We organize our corporations and civic institutions such that radical or sudden, wide-reaching change is not possible or expected. Even mildly dramatic changes to consumer products, services and entertainment we enjoy prompt disproportional outrage and demands to return to the comfortable.  We pay our government to actively clamp down on people, organizations and movements that call for revolution or that would otherwise disrupt the social order. The idea of taking to public spaces to raise concerns about an issue important to us is for many an extremely uncomfortable one at best, and is more often seen as signs of dangerous, radical behavior. Cable news and Facebook rants aside, we go out of our way to not challenge each other in conversation; engaging on matters of substantial relevance to human existence (e.g. politics, religion, finance or sexuality) is often not considered acceptable for dinner table conversation, let alone our educational curriculum. We give lip service to the idea of "kicking all the politicians out of office" and starting fresh, but on election day we often select the familiar, the predictable.

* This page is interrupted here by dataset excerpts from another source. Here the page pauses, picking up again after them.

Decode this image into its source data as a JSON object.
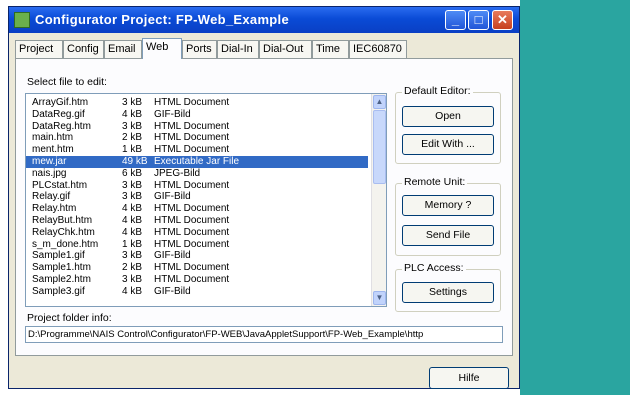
{
  "window": {
    "title": "Configurator Project: FP-Web_Example",
    "min_glyph": "_",
    "max_glyph": "□",
    "close_glyph": "✕"
  },
  "tabs": [
    {
      "label": "Project",
      "active": false
    },
    {
      "label": "Config",
      "active": false
    },
    {
      "label": "Email",
      "active": false
    },
    {
      "label": "Web",
      "active": true
    },
    {
      "label": "Ports",
      "active": false
    },
    {
      "label": "Dial-In",
      "active": false
    },
    {
      "label": "Dial-Out",
      "active": false
    },
    {
      "label": "Time",
      "active": false
    },
    {
      "label": "IEC60870",
      "active": false
    }
  ],
  "file_list": {
    "label": "Select file to edit:",
    "rows": [
      {
        "name": "ArrayGif.htm",
        "size": "3 kB",
        "type": "HTML Document",
        "selected": false
      },
      {
        "name": "DataReg.gif",
        "size": "4 kB",
        "type": "GIF-Bild",
        "selected": false
      },
      {
        "name": "DataReg.htm",
        "size": "3 kB",
        "type": "HTML Document",
        "selected": false
      },
      {
        "name": "main.htm",
        "size": "2 kB",
        "type": "HTML Document",
        "selected": false
      },
      {
        "name": "ment.htm",
        "size": "1 kB",
        "type": "HTML Document",
        "selected": false
      },
      {
        "name": "mew.jar",
        "size": "49 kB",
        "type": "Executable Jar File",
        "selected": true
      },
      {
        "name": "nais.jpg",
        "size": "6 kB",
        "type": "JPEG-Bild",
        "selected": false
      },
      {
        "name": "PLCstat.htm",
        "size": "3 kB",
        "type": "HTML Document",
        "selected": false
      },
      {
        "name": "Relay.gif",
        "size": "3 kB",
        "type": "GIF-Bild",
        "selected": false
      },
      {
        "name": "Relay.htm",
        "size": "4 kB",
        "type": "HTML Document",
        "selected": false
      },
      {
        "name": "RelayBut.htm",
        "size": "4 kB",
        "type": "HTML Document",
        "selected": false
      },
      {
        "name": "RelayChk.htm",
        "size": "4 kB",
        "type": "HTML Document",
        "selected": false
      },
      {
        "name": "s_m_done.htm",
        "size": "1 kB",
        "type": "HTML Document",
        "selected": false
      },
      {
        "name": "Sample1.gif",
        "size": "3 kB",
        "type": "GIF-Bild",
        "selected": false
      },
      {
        "name": "Sample1.htm",
        "size": "2 kB",
        "type": "HTML Document",
        "selected": false
      },
      {
        "name": "Sample2.htm",
        "size": "3 kB",
        "type": "HTML Document",
        "selected": false
      },
      {
        "name": "Sample3.gif",
        "size": "4 kB",
        "type": "GIF-Bild",
        "selected": false
      }
    ],
    "scroll_up_glyph": "▲",
    "scroll_down_glyph": "▼"
  },
  "default_editor": {
    "title": "Default Editor:",
    "open_label": "Open",
    "edit_with_label": "Edit With ..."
  },
  "remote_unit": {
    "title": "Remote Unit:",
    "memory_label": "Memory ?",
    "send_file_label": "Send File"
  },
  "plc_access": {
    "title": "PLC Access:",
    "settings_label": "Settings"
  },
  "project_folder": {
    "label": "Project folder info:",
    "path": "D:\\Programme\\NAIS Control\\Configurator\\FP-WEB\\JavaAppletSupport\\FP-Web_Example\\http"
  },
  "help_label": "Hilfe",
  "colors": {
    "accent_teal": "#2aa5a0",
    "selection": "#316ac5",
    "titlebar": "#0a4bd6"
  }
}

When revolution is in the present, in our homes and neighborhoods, it's something to be avoided.

Somewhere in between accepting revolution for others and avoiding revolution that becomes personal are the choices we make about what behaviors, outcomes and environmental conditions we're willing to tolerate before endorsing taking action.

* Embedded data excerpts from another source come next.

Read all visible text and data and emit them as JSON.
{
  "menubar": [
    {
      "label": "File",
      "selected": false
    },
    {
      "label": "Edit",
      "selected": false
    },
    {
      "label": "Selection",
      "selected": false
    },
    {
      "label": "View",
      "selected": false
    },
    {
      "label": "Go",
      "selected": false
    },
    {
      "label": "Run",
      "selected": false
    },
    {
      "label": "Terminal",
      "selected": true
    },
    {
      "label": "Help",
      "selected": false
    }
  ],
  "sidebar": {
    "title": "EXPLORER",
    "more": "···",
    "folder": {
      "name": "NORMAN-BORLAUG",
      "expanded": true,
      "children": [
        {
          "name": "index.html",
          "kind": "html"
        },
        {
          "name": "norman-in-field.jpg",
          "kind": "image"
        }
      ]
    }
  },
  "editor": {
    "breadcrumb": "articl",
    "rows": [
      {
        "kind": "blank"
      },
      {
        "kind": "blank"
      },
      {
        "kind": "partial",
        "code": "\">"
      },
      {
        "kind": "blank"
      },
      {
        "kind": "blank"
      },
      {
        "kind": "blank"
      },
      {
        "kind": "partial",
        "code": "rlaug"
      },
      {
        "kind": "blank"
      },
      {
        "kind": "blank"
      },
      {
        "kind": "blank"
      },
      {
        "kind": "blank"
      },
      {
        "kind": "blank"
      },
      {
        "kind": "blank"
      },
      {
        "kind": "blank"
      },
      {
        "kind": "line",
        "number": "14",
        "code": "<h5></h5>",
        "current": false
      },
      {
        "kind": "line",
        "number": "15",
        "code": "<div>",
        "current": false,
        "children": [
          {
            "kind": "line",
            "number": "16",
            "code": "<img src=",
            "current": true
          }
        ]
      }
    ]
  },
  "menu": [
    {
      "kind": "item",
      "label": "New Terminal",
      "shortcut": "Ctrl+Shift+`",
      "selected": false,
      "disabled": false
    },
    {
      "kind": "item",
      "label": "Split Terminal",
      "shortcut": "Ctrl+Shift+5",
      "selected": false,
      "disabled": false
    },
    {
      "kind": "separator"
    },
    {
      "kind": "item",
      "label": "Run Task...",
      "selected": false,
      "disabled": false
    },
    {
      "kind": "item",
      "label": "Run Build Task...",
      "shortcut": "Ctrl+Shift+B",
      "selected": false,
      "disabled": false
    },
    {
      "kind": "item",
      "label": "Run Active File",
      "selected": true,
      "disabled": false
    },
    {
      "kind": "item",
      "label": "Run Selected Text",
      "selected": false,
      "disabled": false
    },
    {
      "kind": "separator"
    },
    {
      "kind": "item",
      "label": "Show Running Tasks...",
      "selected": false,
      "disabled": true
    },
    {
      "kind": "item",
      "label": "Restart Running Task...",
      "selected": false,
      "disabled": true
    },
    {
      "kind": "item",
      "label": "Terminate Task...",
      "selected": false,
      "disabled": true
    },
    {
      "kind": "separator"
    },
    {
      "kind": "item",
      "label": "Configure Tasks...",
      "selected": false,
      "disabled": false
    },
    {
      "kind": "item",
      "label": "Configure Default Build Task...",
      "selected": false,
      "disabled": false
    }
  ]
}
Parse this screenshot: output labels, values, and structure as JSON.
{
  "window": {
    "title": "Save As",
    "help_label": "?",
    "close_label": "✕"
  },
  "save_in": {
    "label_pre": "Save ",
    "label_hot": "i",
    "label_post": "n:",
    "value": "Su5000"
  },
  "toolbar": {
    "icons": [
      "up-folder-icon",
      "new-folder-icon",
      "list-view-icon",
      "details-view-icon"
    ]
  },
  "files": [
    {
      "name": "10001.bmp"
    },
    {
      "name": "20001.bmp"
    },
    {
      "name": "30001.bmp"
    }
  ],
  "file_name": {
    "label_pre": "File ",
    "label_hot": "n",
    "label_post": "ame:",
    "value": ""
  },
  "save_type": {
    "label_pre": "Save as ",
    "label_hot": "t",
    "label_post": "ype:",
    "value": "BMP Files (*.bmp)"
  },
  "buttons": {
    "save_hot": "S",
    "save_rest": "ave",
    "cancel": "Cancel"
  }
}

The more you have to lose, the less likely you are to risk losing it. And so for many people living in the U.S., a relatively wealthy country, the bar is set very high for what it takes to seek out real revolution, or even incremental change. If we are heavily invested in the way our world works today, if our current personal sense of security, wealth, fulfillment and potential future opportunity (for us and our families) is dependent on things largely staying the way they are now, it seems we will most often not take action to disrupt that. In many cases, we will actively defend the way things are now to avoid change.

Put another way, the language of revolution only exists when people think of themselves first as citizens. When we are consumers first, there is only supply and demand, buyers and vendors, the ups and downs of the market.

If current trends continue toward shaping the world's population primarily into consumers instead of citizens, perhaps our relationship with revolution won't be complex at all.